Un peu plus tôt, cette année, la Chine a annoncé en grande pompe la construction à Djibouti de la plus grande zone franche du continent. 48 km2 pour héberger 500 entreprises chinoises, et créer de façon directe ou indirecte quelques 15 000 emplois pour un chiffre d’affaires annuel attendu de 7 milliards $.

Mais le secteur des infrastructures n’est pas le seul auquel se limitent les attentions chinoises. En effet, Djibouti, qui a déjà accueilli la Silk Road Bank, première banque chinoise à être implantée en Afrique, devrait également abriter l’Exim Bank.

Dans le secteur des télécoms, China Mobile International Ltd (CMI), filiale de China Mobile Ltd, a récemment annoncé qu’elle avait porté son choix sur Djibouti Data Center (DDC) pour l’accompagner dans l’extension de son réseau mondial de colocation et de câblage sous-marin en Afrique de l’Est. Concrètement, CMI associera ses ressources réseau et l’écosystème du centre de données neutre de DDC pour renforcer ses capacités réseau mondiales et répondre à la demande croissante en services télécoms de haute qualité formulée par le secteur panafricain des affaires.

En tout, entre 2012 et cette année, la Chine a injecté quelques 14 milliards $ dans la minuscule économie djiboutienne (1,8 milliards $ de PIB). Il n’en fallait pas plus pour que les autorités qui rêvent leur pays en Dubaï du continent, cèdent aux chants des sirènes chinoises. Et qu’importe si « l’ami français » essaie de le mettre en garde contre cette nouvelle alliance qui pourrait lui coûter sa souveraineté.

++ Ismaïl Omar Guelleh rêve son pays en Dubaï du continent.
Pour Djibouti, l’équation est simple et l’option chinoise faite. «Les Chinois sont par ailleurs les seuls à investir chez nous dans tous les domaines : chemin de fer, ports, banques, parcs industriels, etc. Les Français et les Européens sont largement aux abonnés absents. Quant aux Américains, qui ont manifesté leur intérêt pour le projet de pipeline Djibouti-Addis Abeba, leur objectif est de gagner beaucoup, vite et seuls : c’est compréhensible, mais plus compliqué que prévu pour eux. La réalité est que personne d’autre que les Chinois n’offre un partenariat à long terme à Djibouti.», affirmera d’ailleurs le président à l’hebdomadaire français.
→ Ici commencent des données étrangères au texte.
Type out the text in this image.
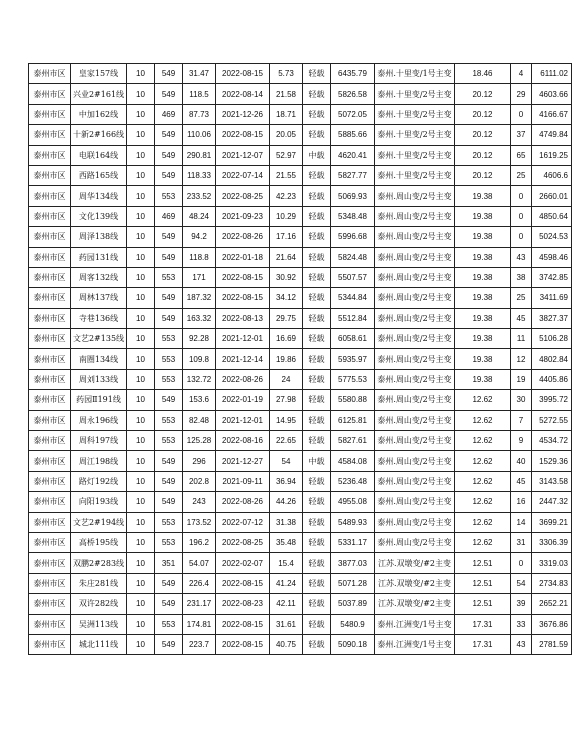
泰州市区	皇家157线	10	549	31.47	2022-08-15	5.73	轻载	6435.79	泰州.十里变/1号主变	18.46	4	6111.02
泰州市区	兴业2#161线	10	549	118.5	2022-08-14	21.58	轻载	5826.58	泰州.十里变/2号主变	20.12	29	4603.66
泰州市区	中加162线	10	469	87.73	2021-12-26	18.71	轻载	5072.05	泰州.十里变/2号主变	20.12	0	4166.67
泰州市区	十新2#166线	10	549	110.06	2022-08-15	20.05	轻载	5885.66	泰州.十里变/2号主变	20.12	37	4749.84
泰州市区	电联164线	10	549	290.81	2021-12-07	52.97	中载	4620.41	泰州.十里变/2号主变	20.12	65	1619.25
泰州市区	西路165线	10	549	118.33	2022-07-14	21.55	轻载	5827.77	泰州.十里变/2号主变	20.12	25	4606.6
泰州市区	周华134线	10	553	233.52	2022-08-25	42.23	轻载	5069.93	泰州.周山变/2号主变	19.38	0	2660.01
泰州市区	文化139线	10	469	48.24	2021-09-23	10.29	轻载	5348.48	泰州.周山变/2号主变	19.38	0	4850.64
泰州市区	周泽138线	10	549	94.2	2022-08-26	17.16	轻载	5996.68	泰州.周山变/2号主变	19.38	0	5024.53
泰州市区	药园131线	10	549	118.8	2022-01-18	21.64	轻载	5824.48	泰州.周山变/2号主变	19.38	43	4598.46
泰州市区	周客132线	10	553	171	2022-08-15	30.92	轻载	5507.57	泰州.周山变/2号主变	19.38	38	3742.85
泰州市区	周林137线	10	549	187.32	2022-08-15	34.12	轻载	5344.84	泰州.周山变/2号主变	19.38	25	3411.69
泰州市区	寺巷136线	10	549	163.32	2022-08-13	29.75	轻载	5512.84	泰州.周山变/2号主变	19.38	45	3827.37
泰州市区	文艺2#135线	10	553	92.28	2021-12-01	16.69	轻载	6058.61	泰州.周山变/2号主变	19.38	11	5106.28
泰州市区	南圈134线	10	553	109.8	2021-12-14	19.86	轻载	5935.97	泰州.周山变/2号主变	19.38	12	4802.84
泰州市区	周刘133线	10	553	132.72	2022-08-26	24	轻载	5775.53	泰州.周山变/2号主变	19.38	19	4405.86
泰州市区	药园Ⅱ191线	10	549	153.6	2022-01-19	27.98	轻载	5580.88	泰州.周山变/2号主变	12.62	30	3995.72
泰州市区	周永196线	10	553	82.48	2021-12-01	14.95	轻载	6125.81	泰州.周山变/2号主变	12.62	7	5272.55
泰州市区	周科197线	10	553	125.28	2022-08-16	22.65	轻载	5827.61	泰州.周山变/2号主变	12.62	9	4534.72
泰州市区	周江198线	10	549	296	2021-12-27	54	中载	4584.08	泰州.周山变/2号主变	12.62	40	1529.36
泰州市区	路灯192线	10	549	202.8	2021-09-11	36.94	轻载	5236.48	泰州.周山变/2号主变	12.62	45	3143.58
泰州市区	向阳193线	10	549	243	2022-08-26	44.26	轻载	4955.08	泰州.周山变/2号主变	12.62	16	2447.32
泰州市区	文艺2#194线	10	553	173.52	2022-07-12	31.38	轻载	5489.93	泰州.周山变/2号主变	12.62	14	3699.21
泰州市区	高桥195线	10	553	196.2	2022-08-25	35.48	轻载	5331.17	泰州.周山变/2号主变	12.62	31	3306.39
泰州市区	双鹏2#283线	10	351	54.07	2022-02-07	15.4	轻载	3877.03	江苏.双墩变/#2主变	12.51	0	3319.03
泰州市区	朱庄281线	10	549	226.4	2022-08-15	41.24	轻载	5071.28	江苏.双墩变/#2主变	12.51	54	2734.83
泰州市区	双许282线	10	549	231.17	2022-08-23	42.11	轻载	5037.89	江苏.双墩变/#2主变	12.51	39	2652.21
泰州市区	吴洲113线	10	553	174.81	2022-08-15	31.61	轻载	5480.9	泰州.江洲变/1号主变	17.31	33	3676.86
泰州市区	城北111线	10	549	223.7	2022-08-15	40.75	轻载	5090.18	泰州.江洲变/1号主变	17.31	43	2781.59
Si tout est rose, la romance entre les deux parties ne suffit pas à réduire les risques, réels, auxquels s’expose l’économie de Djibouti. En effet, aujourd’hui, la Chine détient 60% de la dette extérieure du pays, et Ismaïl Omar Guelleh aura beau protester avec véhémence que son pays ne connaîtra pas, à terme, le destin d’une colonie, il est difficile de l’imaginer résistant aux pressions de l’allié chinois. Djibouti aurait-il signé un pacte avec le diable? Si c’est ce que s’époumonent les chancelleries occidentales à lui dire, elles oublient, souvent, hypocrites, que peu d’entre elles ont offert autant d’opportunités à ce petit pays.

Gageons qu’il existe en Afar ou en Issa l’équivalent du proverbe allemand : «qui veut dîner avec le diable, doit se munir d’une longue fourchette».